The issue with doing it in-game (for the global toggle) is that we can't write it back to the config without completely mucking up the formatting and annihilating all the comments, due to Bukkit's YAML implementation. So it could only ever be temporary until the next reload.
Then it doesn't need to be done. I'll stick with my current way of doing it. If you guys find a way to get it done, I'll be keeping an eye out.
or the alternative is we put this in a separate file from the config.yml, one that we don't care about losing formatting in.
this would also be a good start point to begin allowing more per-player settings. i vaguely remember some other issues that required us to build a per player persistent data store, so we could use it for those too.
no need to rush ahead and close this, i think there's a very plausible chance that this can be implemented
Alright, we'll keep it open. I'm sure no one would mind more customizability. Would separate storage of data allow for others features to be added? Sounds like a lot of work for just one request.
At that point I'd use some sort of database to store that information. @rayzr522 there was indeed issue #179 about letting players choose whether to be in 1.8 or 1.9 combat mode.
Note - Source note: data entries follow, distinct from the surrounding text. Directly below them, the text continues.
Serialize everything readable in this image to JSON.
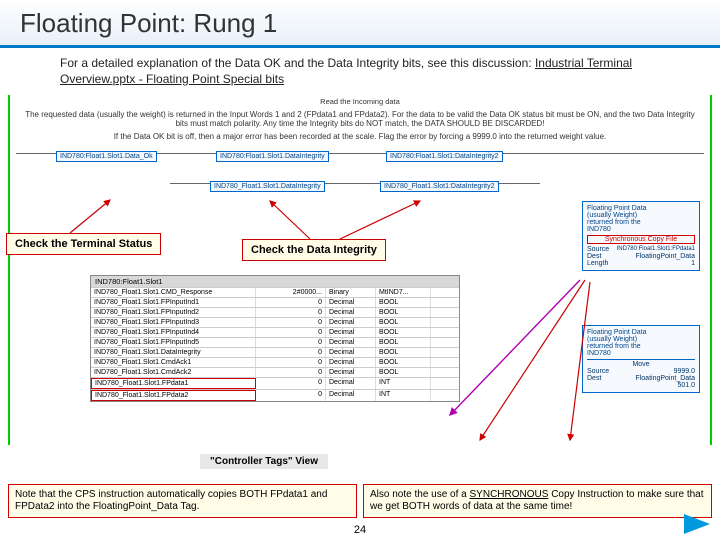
{
  "title": "Floating Point: Rung 1",
  "intro_text": "For a detailed explanation of the  Data OK and the Data Integrity bits, see this discussion: ",
  "intro_link": "Industrial Terminal Overview.pptx - Floating Point Special bits",
  "diag_header": "Read the Incoming data",
  "diag_para1": "The requested data (usually the weight) is returned in the Input Words 1 and 2 (FPdata1 and FPdata2). For the data to be valid the Data OK status bit must be ON, and the two Data Integrity bits must match polarity. Any time the Integrity bits do NOT match, the DATA SHOULD BE DISCARDED!",
  "diag_para2": "If the Data OK bit is off, then a major error has been recorded at the scale. Flag the error by forcing a 9999.0 into the returned weight value.",
  "rung_tags": [
    "IND780:Float1.Slot1.Data_Ok",
    "IND780:Float1.Slot1.DataIntegrity",
    "IND780:Float1.Slot1:DataIntegrity2"
  ],
  "rung2_tags": [
    "IND780_Float1.Slot1.DataIntegrity",
    "IND780_Float1.Slot1:DataIntegrity2"
  ],
  "callouts": {
    "terminal": "Check the Terminal Status",
    "integrity": "Check the Data Integrity"
  },
  "side_top": {
    "title": " Floating Point Data",
    "lines": [
      "(usually Weight)",
      "returned from the",
      "IND780"
    ],
    "cps_label": "Synchronous Copy File",
    "src_lbl": "Source",
    "src_val": "IND780:Float1.Slot1:FPdata1",
    "dst_lbl": "Dest",
    "dst_val": "FloatingPoint_Data",
    "len_lbl": "Length",
    "len_val": "1"
  },
  "side_bot": {
    "title": "Floating Point Data",
    "lines": [
      "(usually Weight)",
      "returned from the",
      "IND780"
    ],
    "mov_label": "Move",
    "src_lbl": "Source",
    "src_val": "9999.0",
    "dst_lbl": "Dest",
    "dst_val": "FloatingPoint_Data",
    "dst_val2": "501.0"
  },
  "tag_table": {
    "header": "IND780:Float1.Slot1",
    "rows": [
      {
        "n": "IND780_Float1.Slot1.CMD_Response",
        "v": "2#0000...",
        "f": "Binary",
        "t": "MtIND7..."
      },
      {
        "n": "IND780_Float1.Slot1.FPInputInd1",
        "v": "0",
        "f": "Decimal",
        "t": "BOOL"
      },
      {
        "n": "IND780_Float1.Slot1.FPInputInd2",
        "v": "0",
        "f": "Decimal",
        "t": "BOOL"
      },
      {
        "n": "IND780_Float1.Slot1.FPInputInd3",
        "v": "0",
        "f": "Decimal",
        "t": "BOOL"
      },
      {
        "n": "IND780_Float1.Slot1.FPInputInd4",
        "v": "0",
        "f": "Decimal",
        "t": "BOOL"
      },
      {
        "n": "IND780_Float1.Slot1.FPInputInd5",
        "v": "0",
        "f": "Decimal",
        "t": "BOOL"
      },
      {
        "n": "IND780_Float1.Slot1.DataIntegrity",
        "v": "0",
        "f": "Decimal",
        "t": "BOOL"
      },
      {
        "n": "IND780_Float1.Slot1.CmdAck1",
        "v": "0",
        "f": "Decimal",
        "t": "BOOL"
      },
      {
        "n": "IND780_Float1.Slot1.CmdAck2",
        "v": "0",
        "f": "Decimal",
        "t": "BOOL"
      },
      {
        "n": "IND780_Float1.Slot1.FPdata1",
        "v": "0",
        "f": "Decimal",
        "t": "INT",
        "hl": true
      },
      {
        "n": "IND780_Float1.Slot1.FPdata2",
        "v": "0",
        "f": "Decimal",
        "t": "INT",
        "hl": true
      }
    ]
  },
  "controller_view_label": "\"Controller Tags\" View",
  "bottom_notes": {
    "left": "Note that the CPS instruction automatically copies BOTH FPdata1 and FPData2 into the FloatingPoint_Data Tag.",
    "right_a": "Also note the use of a ",
    "right_b": "SYNCHRONOUS",
    "right_c": " Copy Instruction to make sure that we get BOTH words of data at the same time!"
  },
  "page_number": "24",
  "colors": {
    "accent": "#0078c8",
    "callout_bg": "#fffde8",
    "callout_border": "#c00",
    "rail": "#0c0"
  }
}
However this would include more than just attack speed. If we wanted the plugin to remember what they chose between logins we would have to store the data somewhere.
an easy initial implementation could use a JSON/YAML flatfile, but if we use a database things get tricky. for performance we would need to cache in memory, but then if we use a database we have to worry about desyncs between multiple servers on a bungee network. i think people assume they can use the same database for all their servers. so then the in memory caches would become an issue.
possible solutions:
- redis (really only helps if all servers are on the same box, otherwise it's probably not much faster than just dumping the whole cache idea to begin with)
- a bungee cord companion plugin to propogate changes to the cache or at least invalidate the cache thus triggering a re-query across all servers that have OCM
- not caring and just having the cache expire at a configurable interval, thus meaning the cache would never be out of date for more than X seconds when switching between servers
#2 is probably the most reliable and smooth experience, and should work in all situations, but will likely result in issues if people (a) don't realize they need to install the plugin on bungee or (b) don't keep their OCM versions in sync across all versions
I'm actually not sure if a bungee plugin is necessary, maybe you can broadcast from one node in the network to all the others via the bungee API (but from the server, not the proxy)
but the versions being out of sync issue would probably require (a) versioning our playerdata schema and then (b) having a proxy plugin that keeps track of the OCM version on all nodes and freaks out if the schema versions are inconsistent
@rayzr522 Why would the data need to be synced across servers? Surely they can just choose their combat mode for each server individually?
Actually I wonder @rayzr522 whether we need a database at all or whether a simple flatfile would do. If we just use a different set of files to load/store on plugin enable and disable there shouldn't be too much of an overhead. We could then store information on each player UUID such as what combat mode they are in for each world etc.
The only problems I see is the file getting too big, which can be solved by having separate files for different worlds, and the data being lost if the server crashes, which can be obviated by having the plugin save at regular intervals.